The open office trend is rooted in some good ideas: encourage communication by breaking down barriers; give workers more space to breathe without confining cubicles. But a wave of new research is questioning the efficacy of the open strategy.

A lack of acoustical privacy is chief among frustrated workers’ concerns—perhaps an anxiety related to the eavesdropping implicit in an open office where workers may have to field phone calls and one-on-one meetings.

Fast Company cites a new study from the University of Sydney that found open-plan offices may come out on the losing side of the “privacy-communication trade-off.”

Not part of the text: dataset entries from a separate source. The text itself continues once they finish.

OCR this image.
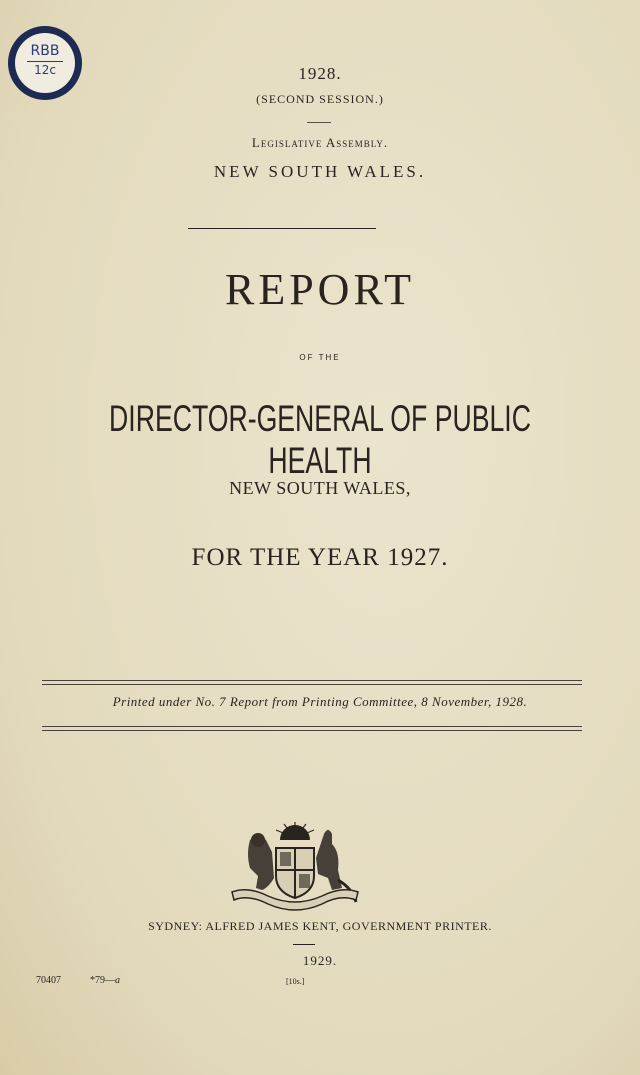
RBB
12c	1928.
(SECOND SESSION.)
Legislative Assembly.
NEW SOUTH WALES.
REPORT
OF THE
DIRECTOR-GENERAL OF PUBLIC HEALTH
NEW SOUTH WALES,
FOR THE YEAR 1927.
Printed under No. 7 Report from Printing Committee, 8 November, 1928.
SYDNEY: ALFRED JAMES KENT, GOVERNMENT PRINTER.
1929.
[10s.]
70407	*79—a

The Guardian suggests the strategy’s more “a cheap way of cramming more people into less space” than an effective way to encourage productivity. They cite a study in the December 2013 issue of the Journal of Environmental Psychology that found employees in private settings actually rated “ease of interaction” as better than did their open office counterparts.

In our regular Design at Work column, we’ve covered a lot of office spaces. That means we’ve also seen a lot of open floor plans: a high-tech office building in Chicago’s West Loop, Seattle’s Bill & Melinda Gates Foundation, Groupon’s “out-there” Chicago headquarters, to name a few. We’ll be on the lookout for a shift, but for now it seems the open office may still be on the rise.